For 2016, a relatively stable increase in gross domestic product is anticipated, which is forecast by the IMF to weaken somewhat to 8.3 percent. The high level of consumption contributed to the expanding retailing business in Myanmar and at the same time increased the attractiveness of the branch for overseas brand names. In the course of the year, multinational breweries such as Heineken and Carlsberg opened manufacturing plants in the Czech Republic through jointventures with domestic associates, and the Japanese company Kirin in August purchased a 55% share in the Myanmar Beer brand for 560 million dollars.
This year also saw rapid expansion in industrial real estate developments, driven by increasing demands for quality retail properties, particularly in Yangon, the country's finance and banking centre. This should help to maintain activities in Myanmar's building industry, which already has several infrastructural ventures. Nine international bankers had started operating in an important area for the country's finance service industry by early 2016, albeit to a lesser extent.

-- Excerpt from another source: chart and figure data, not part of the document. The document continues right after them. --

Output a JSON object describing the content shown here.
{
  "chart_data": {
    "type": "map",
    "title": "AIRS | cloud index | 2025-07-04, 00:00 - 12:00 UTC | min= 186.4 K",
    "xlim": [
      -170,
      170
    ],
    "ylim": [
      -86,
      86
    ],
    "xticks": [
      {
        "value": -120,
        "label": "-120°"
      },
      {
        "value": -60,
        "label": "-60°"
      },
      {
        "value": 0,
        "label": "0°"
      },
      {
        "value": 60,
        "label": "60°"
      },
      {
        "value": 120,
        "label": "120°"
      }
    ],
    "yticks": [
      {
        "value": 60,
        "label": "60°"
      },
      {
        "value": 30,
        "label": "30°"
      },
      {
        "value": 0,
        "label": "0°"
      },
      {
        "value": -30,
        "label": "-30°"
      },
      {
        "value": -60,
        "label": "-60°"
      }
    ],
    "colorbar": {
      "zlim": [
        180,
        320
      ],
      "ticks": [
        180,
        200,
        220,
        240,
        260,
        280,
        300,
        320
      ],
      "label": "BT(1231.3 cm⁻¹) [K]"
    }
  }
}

The new NLD administration, which will be officially swear in in March this year, will, however, come into an industry that faces continuing restructuring problems, with a growing budget gap estimated at 5.5% of GNP according to the IMF. Increasing global warming also had a negative impact on Myanmar's 2015 output after gaining impetus from high cash flow, increasing consumer demands and a shortage of fresh produce following the mid-year floods across the country.

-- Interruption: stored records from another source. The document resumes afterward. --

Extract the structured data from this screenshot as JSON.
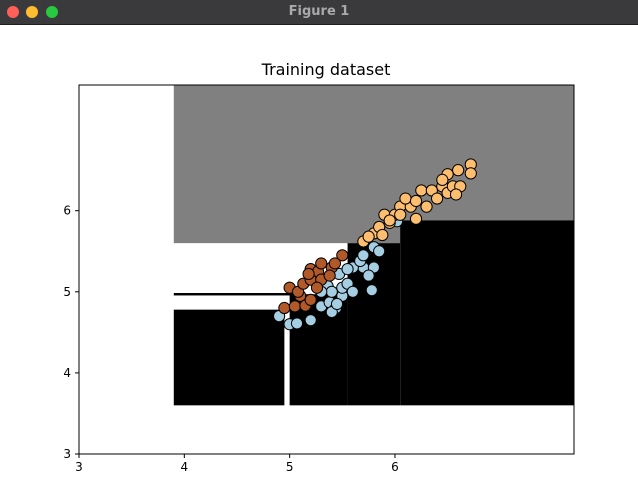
{
  "window": {
    "title": "Figure 1",
    "buttons": {
      "close_color": "#fe5f57",
      "minimize_color": "#febc2e",
      "maximize_color": "#28c840"
    }
  },
  "chart_data": {
    "type": "scatter",
    "title": "Training dataset",
    "xlabel": "",
    "ylabel": "",
    "xlim": [
      3,
      7.7
    ],
    "ylim": [
      3,
      7.55
    ],
    "xticks": [
      "3",
      "4",
      "5",
      "6"
    ],
    "yticks": [
      "3",
      "4",
      "5",
      "6"
    ],
    "grid": false,
    "legend": "none",
    "colors": {
      "class0": "#a6cee3",
      "class1": "#b15928",
      "class2": "#fdbf6f",
      "region_gray": "#808080",
      "region_black": "#000000",
      "point_edge": "#000000"
    },
    "regions": [
      {
        "color": "#808080",
        "x": [
          3.9,
          7.7
        ],
        "y": [
          5.6,
          7.55
        ]
      },
      {
        "color": "#000000",
        "x": [
          6.05,
          7.7
        ],
        "y": [
          3.6,
          5.88
        ]
      },
      {
        "color": "#000000",
        "x": [
          5.55,
          6.05
        ],
        "y": [
          3.6,
          5.6
        ]
      },
      {
        "color": "#000000",
        "x": [
          5.0,
          5.55
        ],
        "y": [
          3.6,
          4.97
        ]
      },
      {
        "color": "#000000",
        "x": [
          3.9,
          4.95
        ],
        "y": [
          3.6,
          4.78
        ]
      },
      {
        "color": "#000000",
        "x": [
          3.9,
          5.1
        ],
        "y": [
          4.955,
          4.985
        ]
      }
    ],
    "series": [
      {
        "color": "#a6cee3",
        "points": [
          [
            4.9,
            4.7
          ],
          [
            5.0,
            4.6
          ],
          [
            5.07,
            4.61
          ],
          [
            5.2,
            4.65
          ],
          [
            5.3,
            4.82
          ],
          [
            5.38,
            4.87
          ],
          [
            5.44,
            4.8
          ],
          [
            5.4,
            4.75
          ],
          [
            5.5,
            4.95
          ],
          [
            5.5,
            5.05
          ],
          [
            5.55,
            5.1
          ],
          [
            5.6,
            5.0
          ],
          [
            5.7,
            5.3
          ],
          [
            5.78,
            5.02
          ],
          [
            5.8,
            5.3
          ],
          [
            5.75,
            5.2
          ],
          [
            5.6,
            5.3
          ],
          [
            5.67,
            5.38
          ],
          [
            5.47,
            5.22
          ],
          [
            5.36,
            5.07
          ],
          [
            5.55,
            5.28
          ],
          [
            5.7,
            5.45
          ],
          [
            5.8,
            5.55
          ],
          [
            5.85,
            5.5
          ],
          [
            6.02,
            5.87
          ],
          [
            5.4,
            5.0
          ],
          [
            5.45,
            4.85
          ],
          [
            5.3,
            5.0
          ]
        ]
      },
      {
        "color": "#b15928",
        "points": [
          [
            4.95,
            4.8
          ],
          [
            5.05,
            4.82
          ],
          [
            5.15,
            4.83
          ],
          [
            5.1,
            4.95
          ],
          [
            5.2,
            4.9
          ],
          [
            5.0,
            5.05
          ],
          [
            5.08,
            5.0
          ],
          [
            5.13,
            5.1
          ],
          [
            5.2,
            5.15
          ],
          [
            5.2,
            5.28
          ],
          [
            5.27,
            5.25
          ],
          [
            5.3,
            5.35
          ],
          [
            5.4,
            5.3
          ],
          [
            5.3,
            5.15
          ],
          [
            5.38,
            5.2
          ],
          [
            5.5,
            5.45
          ],
          [
            5.43,
            5.35
          ],
          [
            5.26,
            5.05
          ],
          [
            5.18,
            5.22
          ]
        ]
      },
      {
        "color": "#fdbf6f",
        "points": [
          [
            5.7,
            5.62
          ],
          [
            5.8,
            5.72
          ],
          [
            5.85,
            5.8
          ],
          [
            5.95,
            5.85
          ],
          [
            5.9,
            5.95
          ],
          [
            6.0,
            5.95
          ],
          [
            6.05,
            6.05
          ],
          [
            6.15,
            6.05
          ],
          [
            6.1,
            6.15
          ],
          [
            6.2,
            6.12
          ],
          [
            6.25,
            6.25
          ],
          [
            6.3,
            6.05
          ],
          [
            6.2,
            5.9
          ],
          [
            6.35,
            6.25
          ],
          [
            6.45,
            6.3
          ],
          [
            6.5,
            6.22
          ],
          [
            6.55,
            6.3
          ],
          [
            6.6,
            6.5
          ],
          [
            6.5,
            6.45
          ],
          [
            6.45,
            6.38
          ],
          [
            6.72,
            6.57
          ],
          [
            6.72,
            6.46
          ],
          [
            6.62,
            6.3
          ],
          [
            6.58,
            6.2
          ],
          [
            6.4,
            6.15
          ],
          [
            6.05,
            5.95
          ],
          [
            5.95,
            5.88
          ],
          [
            5.88,
            5.7
          ],
          [
            5.75,
            5.68
          ]
        ]
      }
    ]
  }
}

The IMF's latest IV consultations with Myanmar forecast that by the end of fiscal 2015/16 there will be an upward trend in IMF annual inflation to 13.3%, up from 7.4% in fiscal 2014/15. In order to relieve pressures on the Kyoto Protocol and contain global warming, the Central Bank of Myanmar at the end of November announces its intention to boost banks' minimum reserves quota and the value of its bi-weekly deposits auctions, signaling an interest cut as an option.

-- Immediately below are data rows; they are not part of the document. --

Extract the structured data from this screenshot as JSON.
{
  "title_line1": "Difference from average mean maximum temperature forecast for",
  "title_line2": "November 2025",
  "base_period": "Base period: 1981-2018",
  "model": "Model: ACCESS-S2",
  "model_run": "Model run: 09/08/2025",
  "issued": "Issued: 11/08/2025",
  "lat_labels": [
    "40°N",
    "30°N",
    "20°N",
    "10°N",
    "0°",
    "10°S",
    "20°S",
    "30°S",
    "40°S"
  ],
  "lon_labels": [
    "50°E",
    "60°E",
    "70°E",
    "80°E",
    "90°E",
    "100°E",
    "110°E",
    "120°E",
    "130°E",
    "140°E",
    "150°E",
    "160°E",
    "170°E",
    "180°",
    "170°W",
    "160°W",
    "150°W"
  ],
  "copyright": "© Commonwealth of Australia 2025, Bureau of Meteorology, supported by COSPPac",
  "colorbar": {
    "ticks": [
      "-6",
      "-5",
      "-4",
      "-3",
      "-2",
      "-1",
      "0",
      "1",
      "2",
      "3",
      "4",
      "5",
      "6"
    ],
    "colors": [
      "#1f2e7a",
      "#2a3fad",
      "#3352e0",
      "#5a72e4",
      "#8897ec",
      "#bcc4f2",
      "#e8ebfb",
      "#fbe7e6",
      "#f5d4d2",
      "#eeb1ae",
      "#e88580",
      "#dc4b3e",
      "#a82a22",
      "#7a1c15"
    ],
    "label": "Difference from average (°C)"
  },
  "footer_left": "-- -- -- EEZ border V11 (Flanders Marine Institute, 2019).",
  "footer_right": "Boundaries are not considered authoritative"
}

In order to safeguard nutritional stability and stabilize internal demand for foods, the Chinese authorities ordered a six-week freezing of travel export, one of the main pillars of Myanmar's external economic activity. FDI has also been slowing somewhat, to $4.1 billion in December 2015, according to the Directorate of Investments and Business Administration. Until the end of fiscal 2015/16, investments abroad should amount to $6 billion, after $8 billion in fiscal 2014/15.
So far, the majority of capital expenditure has been attracting more than $2 billion in the petroleum and natural-gas industries in December, while $736 million has been invested in transport and communication and $685 million in production. The inflow of capital is projected to increase again in 2016, with a smoothly running elections and the promise of a change of state in the next few heats.
U Aung Naing Oo, Myanmar Investments Commission Secretariat, expects higher investments in the first six of 2016, particularly from EU states.